Famílias conhecidas e tranquilas
Moradores ouvidos pela reportagem do OBemdito afirmam que tanto a família de Alencar quanto os Buscariollo sempre mantiveram boa relação com a comunidade local. “As famílias se conheciam como qualquer outra da cidade. Nunca houve histórico de confusão ou crimes graves”, relatou um comerciante, que preferiu não ser identificado. O silêncio e a cautela predominam nas conversas pelas ruas e comércios do município.
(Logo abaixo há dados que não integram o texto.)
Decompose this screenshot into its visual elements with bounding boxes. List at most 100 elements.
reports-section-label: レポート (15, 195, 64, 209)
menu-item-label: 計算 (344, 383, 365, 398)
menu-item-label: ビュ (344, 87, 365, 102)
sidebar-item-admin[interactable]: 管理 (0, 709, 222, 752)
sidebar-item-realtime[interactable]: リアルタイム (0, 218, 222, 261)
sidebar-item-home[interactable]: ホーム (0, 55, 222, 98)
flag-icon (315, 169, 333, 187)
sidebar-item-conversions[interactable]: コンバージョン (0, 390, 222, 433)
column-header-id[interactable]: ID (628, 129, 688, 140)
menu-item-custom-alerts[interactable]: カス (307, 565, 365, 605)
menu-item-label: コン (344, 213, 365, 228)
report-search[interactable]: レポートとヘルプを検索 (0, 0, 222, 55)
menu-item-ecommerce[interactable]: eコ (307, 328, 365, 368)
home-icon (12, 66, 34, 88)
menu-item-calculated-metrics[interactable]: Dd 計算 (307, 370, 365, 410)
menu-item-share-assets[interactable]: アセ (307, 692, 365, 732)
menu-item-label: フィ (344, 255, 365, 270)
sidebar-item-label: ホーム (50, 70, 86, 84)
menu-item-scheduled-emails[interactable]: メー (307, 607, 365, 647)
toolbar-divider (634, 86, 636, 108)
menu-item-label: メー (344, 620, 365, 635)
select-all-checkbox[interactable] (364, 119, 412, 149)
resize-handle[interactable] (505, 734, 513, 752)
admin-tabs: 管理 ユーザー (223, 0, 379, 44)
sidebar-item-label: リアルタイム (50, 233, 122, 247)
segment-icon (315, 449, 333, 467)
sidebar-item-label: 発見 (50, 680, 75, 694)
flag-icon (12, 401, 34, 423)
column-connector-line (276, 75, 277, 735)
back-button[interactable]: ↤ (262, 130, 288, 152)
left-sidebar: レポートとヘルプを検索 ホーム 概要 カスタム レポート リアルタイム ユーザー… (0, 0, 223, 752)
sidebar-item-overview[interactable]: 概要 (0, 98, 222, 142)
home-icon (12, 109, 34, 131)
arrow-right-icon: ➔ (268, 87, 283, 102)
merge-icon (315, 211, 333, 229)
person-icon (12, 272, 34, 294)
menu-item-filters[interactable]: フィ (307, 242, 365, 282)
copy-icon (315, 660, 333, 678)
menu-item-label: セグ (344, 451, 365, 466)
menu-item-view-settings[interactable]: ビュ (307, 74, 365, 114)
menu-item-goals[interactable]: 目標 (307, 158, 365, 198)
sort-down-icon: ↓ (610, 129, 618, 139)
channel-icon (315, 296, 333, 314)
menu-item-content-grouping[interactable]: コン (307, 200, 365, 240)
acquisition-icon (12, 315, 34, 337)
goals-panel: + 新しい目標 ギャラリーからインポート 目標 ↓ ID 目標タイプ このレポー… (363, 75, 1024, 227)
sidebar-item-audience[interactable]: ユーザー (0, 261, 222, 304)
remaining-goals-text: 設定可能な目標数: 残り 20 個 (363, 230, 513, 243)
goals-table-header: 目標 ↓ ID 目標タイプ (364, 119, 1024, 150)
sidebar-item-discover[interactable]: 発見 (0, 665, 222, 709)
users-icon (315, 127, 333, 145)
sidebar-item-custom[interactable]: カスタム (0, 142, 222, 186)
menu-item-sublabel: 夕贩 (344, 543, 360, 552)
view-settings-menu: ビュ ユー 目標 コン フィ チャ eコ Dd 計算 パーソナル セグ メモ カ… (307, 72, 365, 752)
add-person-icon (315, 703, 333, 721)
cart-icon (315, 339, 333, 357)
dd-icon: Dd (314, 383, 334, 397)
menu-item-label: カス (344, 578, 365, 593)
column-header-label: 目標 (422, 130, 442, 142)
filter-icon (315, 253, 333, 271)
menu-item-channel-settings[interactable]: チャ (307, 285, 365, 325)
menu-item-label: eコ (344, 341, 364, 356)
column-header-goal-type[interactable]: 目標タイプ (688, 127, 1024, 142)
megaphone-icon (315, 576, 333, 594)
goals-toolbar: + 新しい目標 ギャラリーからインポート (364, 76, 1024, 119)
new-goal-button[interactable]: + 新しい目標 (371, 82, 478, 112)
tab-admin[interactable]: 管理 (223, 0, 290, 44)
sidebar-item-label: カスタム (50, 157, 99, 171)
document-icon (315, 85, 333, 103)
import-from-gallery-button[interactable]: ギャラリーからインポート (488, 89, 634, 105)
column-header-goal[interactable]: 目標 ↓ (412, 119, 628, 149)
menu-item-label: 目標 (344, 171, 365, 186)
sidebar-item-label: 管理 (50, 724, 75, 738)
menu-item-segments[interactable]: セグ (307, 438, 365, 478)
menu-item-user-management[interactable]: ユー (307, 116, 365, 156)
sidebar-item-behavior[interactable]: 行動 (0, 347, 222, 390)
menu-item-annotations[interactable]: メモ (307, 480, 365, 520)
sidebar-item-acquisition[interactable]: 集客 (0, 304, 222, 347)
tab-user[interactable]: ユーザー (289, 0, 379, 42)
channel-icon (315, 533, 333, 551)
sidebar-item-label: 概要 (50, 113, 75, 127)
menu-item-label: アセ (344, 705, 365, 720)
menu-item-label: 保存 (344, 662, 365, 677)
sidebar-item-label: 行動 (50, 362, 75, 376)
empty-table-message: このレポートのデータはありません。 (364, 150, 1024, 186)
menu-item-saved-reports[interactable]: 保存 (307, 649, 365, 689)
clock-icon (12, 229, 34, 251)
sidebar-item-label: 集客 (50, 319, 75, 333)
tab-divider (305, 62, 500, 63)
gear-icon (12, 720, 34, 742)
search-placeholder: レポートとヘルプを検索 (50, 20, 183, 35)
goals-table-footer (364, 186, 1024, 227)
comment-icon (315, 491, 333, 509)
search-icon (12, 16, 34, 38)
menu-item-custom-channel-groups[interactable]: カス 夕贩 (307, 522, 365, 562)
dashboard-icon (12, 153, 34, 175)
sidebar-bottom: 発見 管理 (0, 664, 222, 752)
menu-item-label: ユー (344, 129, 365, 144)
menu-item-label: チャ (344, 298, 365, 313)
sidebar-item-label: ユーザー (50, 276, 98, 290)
O choque é ainda maior porque Icaraíma é considerada uma cidade segura, onde “todos sabem da vida de todos” e casos de violência grave são raros. “A gente fica com medo porque, se aconteceu com eles, pode acontecer com qualquer um”, comentou uma moradora da área central.
O dia do desaparecimento
Segundo a investigação, no dia 5 de agosto, os três paulistas teriam ido à casa de Alencar antes de seguir para um encontro com os devedores. Após esse momento, ele não fez mais contato com a família. Na véspera, o grupo já teria se reunido com os suspeitos.
Após o desaparecimento, as buscas envolveram aeronaves, cães farejadores, sonar para varredura nos rios Paraná e Ivaí, além de varreduras em pontos estratégicos, como o pesqueiro da família Buscariollo. Em um desses locais, um dos cães detectou odor de Alencar.
Dor e silêncio
A família de Alencar afirma que não sabia que ele havia contratado cobradores para a dívida. “O pecado do Alencar foi confiar demais”, disse um parente, descrevendo-o como homem pacato e dedicado ao trabalho rural.
O pai de Alencar, de 67 anos, que reside na mesma propriedade, demonstra sofrimento diante da ausência do filho. “Ele não quer mais saber de dinheiro nem de propriedade. Quer só o filho de volta”, relatou o familiar.
Amigos e ex-patrões descrevem Alencar como trabalhador habilidoso, especialmente na instalação de cercas e mangueiras para gado. Segundo conhecidos, a esposa passa horas sentada na varanda, como se aguardasse vê-lo voltar pela estrada de terra.
Boatos e frustrações
O delegado Gabriel Menezes, chefe da 7ª Subdivisão de Polícia Civil de Umuarama, afirmou que diversas pistas foram checadas, incluindo a suspeita de que os corpos estariam em um bunker utilizado por contrabandistas. “Todos os locais apontados foram vistoriados e nada foi encontrado”, declarou.
Menezes pediu cautela na divulgação de informações, a fim de evitar desperdício de recursos públicos, e reforçou que qualquer pista relevante pode ser repassada à polícia.
Enquanto as investigações prosseguem, o clima em Icaraíma é de apreensão. “A gente nunca imaginou viver um negócio desses aqui. Agora todo mundo desconfia de todo mundo”, relatou uma moradora, antes de se despedir rapidamente.